Showing posts with label Jürgen Habermas. Show all posts
Showing posts with label Jürgen Habermas. Show all posts

Wednesday, January 04, 2023

Beers & Books CCLXIV – Jürgen Habermas

"It is not a political decision,
but a constitutional imperative
to maintain a media structure
that enables the inclusive character of the public sphere
and a deliberative character of the formation of public opinion and will." *

Jürgen Habermas * 18 June 1929

* From "Ein neuer Strukturwandel der Öffentlichkeit und die deliberative Politik", erste Auflage 2022, Suhrkamp / "A New Structural Change in the Public Sphere and Deliberative Politics", first edition 2022, Suhrkamp

Monday, July 21, 2008

Habermas on a "post-secular' society

“Tolerance” is of course not only a question of enacting and applying laws; it must be practiced in everyday life. Tolerance means that believers of one faith and another and non-believers must mutually concede one another the right to those convictions, practices and ways of living that they themselves reject. This concession must be supported by a shared basis of mutual recognition from which repugnant dissonances can be overcome. The required kind of recognition must not be confused with an appreciation of an alien culture and way of living, or of rejected convictions and practices (n18). We need tolerance only vis-à-vis worldviews that we consider wrong and vis-à-vis habits that we do not like. Therefore, the basis of recognition is not the esteem for this or that property or achievement, but the awareness of the fact that the other one is a member of an inclusive community of citizens with equal rights, in which each is accountable to everybody else for her political contributions (n19).
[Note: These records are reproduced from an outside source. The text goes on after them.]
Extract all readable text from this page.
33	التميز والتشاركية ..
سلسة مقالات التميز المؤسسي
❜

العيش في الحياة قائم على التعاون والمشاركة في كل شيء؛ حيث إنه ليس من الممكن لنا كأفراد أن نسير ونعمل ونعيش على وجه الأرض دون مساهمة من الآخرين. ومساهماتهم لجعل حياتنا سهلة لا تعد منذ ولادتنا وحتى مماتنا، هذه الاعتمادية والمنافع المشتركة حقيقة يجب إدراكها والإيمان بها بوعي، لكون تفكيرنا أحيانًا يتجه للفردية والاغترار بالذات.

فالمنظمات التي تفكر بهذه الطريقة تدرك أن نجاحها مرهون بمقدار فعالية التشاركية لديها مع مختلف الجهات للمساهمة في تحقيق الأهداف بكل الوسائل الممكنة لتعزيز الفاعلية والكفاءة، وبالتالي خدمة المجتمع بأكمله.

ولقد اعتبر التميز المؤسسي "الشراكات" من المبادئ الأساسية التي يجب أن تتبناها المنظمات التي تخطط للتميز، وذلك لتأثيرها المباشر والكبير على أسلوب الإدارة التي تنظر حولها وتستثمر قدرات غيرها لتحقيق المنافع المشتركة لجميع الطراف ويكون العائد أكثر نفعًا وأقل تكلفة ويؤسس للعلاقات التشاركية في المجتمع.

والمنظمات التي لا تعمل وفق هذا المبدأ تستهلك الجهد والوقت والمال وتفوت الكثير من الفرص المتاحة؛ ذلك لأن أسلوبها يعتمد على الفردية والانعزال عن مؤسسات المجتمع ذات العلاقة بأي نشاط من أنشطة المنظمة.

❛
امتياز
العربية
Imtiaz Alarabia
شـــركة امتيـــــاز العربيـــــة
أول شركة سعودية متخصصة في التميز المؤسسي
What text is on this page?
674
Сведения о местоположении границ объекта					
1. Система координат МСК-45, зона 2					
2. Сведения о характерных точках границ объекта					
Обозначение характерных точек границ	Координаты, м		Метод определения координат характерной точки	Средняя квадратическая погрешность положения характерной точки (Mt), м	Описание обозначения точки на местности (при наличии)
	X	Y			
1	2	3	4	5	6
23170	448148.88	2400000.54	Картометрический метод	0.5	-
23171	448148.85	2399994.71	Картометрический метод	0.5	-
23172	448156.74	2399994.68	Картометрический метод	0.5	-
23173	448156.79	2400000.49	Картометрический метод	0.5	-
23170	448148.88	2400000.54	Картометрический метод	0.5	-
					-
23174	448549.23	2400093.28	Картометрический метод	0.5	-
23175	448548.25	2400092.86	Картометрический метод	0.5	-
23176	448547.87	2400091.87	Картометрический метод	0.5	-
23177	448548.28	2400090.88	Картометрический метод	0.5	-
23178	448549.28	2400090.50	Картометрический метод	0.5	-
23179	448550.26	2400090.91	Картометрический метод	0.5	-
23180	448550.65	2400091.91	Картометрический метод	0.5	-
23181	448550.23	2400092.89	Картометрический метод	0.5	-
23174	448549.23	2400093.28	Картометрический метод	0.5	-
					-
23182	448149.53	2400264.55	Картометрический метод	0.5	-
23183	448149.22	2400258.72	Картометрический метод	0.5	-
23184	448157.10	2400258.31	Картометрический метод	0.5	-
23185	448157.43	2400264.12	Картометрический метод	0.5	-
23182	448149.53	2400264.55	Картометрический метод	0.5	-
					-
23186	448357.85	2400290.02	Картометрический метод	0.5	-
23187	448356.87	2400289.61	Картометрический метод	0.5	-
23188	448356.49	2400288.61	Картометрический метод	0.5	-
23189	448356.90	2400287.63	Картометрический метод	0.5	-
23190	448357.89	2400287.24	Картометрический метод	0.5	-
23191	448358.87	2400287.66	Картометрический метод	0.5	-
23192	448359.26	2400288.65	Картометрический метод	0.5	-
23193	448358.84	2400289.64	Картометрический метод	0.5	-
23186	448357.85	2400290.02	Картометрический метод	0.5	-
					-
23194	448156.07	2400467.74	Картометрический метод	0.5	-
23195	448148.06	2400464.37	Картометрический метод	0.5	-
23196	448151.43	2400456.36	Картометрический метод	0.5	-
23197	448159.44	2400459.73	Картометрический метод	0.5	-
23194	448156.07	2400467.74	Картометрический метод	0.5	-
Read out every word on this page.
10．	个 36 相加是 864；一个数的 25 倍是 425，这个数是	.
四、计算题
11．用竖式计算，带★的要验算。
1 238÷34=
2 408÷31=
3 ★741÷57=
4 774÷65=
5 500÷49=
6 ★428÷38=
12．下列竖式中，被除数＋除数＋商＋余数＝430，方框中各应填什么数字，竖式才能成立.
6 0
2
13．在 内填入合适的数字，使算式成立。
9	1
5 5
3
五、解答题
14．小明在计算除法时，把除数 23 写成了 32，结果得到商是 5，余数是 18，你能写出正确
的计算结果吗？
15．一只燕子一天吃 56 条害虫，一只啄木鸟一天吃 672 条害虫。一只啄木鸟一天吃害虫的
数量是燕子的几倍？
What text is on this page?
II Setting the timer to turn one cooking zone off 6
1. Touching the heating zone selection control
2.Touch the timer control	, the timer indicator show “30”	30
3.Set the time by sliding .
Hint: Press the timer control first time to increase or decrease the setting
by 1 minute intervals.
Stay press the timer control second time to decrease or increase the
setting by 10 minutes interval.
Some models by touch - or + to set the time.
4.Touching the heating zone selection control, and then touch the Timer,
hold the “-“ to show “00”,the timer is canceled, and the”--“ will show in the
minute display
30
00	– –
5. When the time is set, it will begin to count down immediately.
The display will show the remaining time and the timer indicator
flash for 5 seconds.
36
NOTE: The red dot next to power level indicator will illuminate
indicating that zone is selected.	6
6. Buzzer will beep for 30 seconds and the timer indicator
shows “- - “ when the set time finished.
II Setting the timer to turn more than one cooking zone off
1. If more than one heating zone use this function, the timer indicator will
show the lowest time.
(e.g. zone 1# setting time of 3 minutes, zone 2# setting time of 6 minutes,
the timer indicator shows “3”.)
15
Extract from an essay* presented by Jürgen Habermas at the Istanbul Seminars organized by Reset Dialogues on Civilizations in Istanbul from June 2nd to the 6th 2008.

* A "post-secular" society - what does that mean?



On a personal note:
I intended to offer my Turkish readers a link, so that they could read this essay in their language. To my surprise and regret I could not find one.

It would make sense if the organisators of a 'Dialogue on Civilisations' taking place in Istanbul made the effort to let translate such contributions into Turkish, wouldn't it?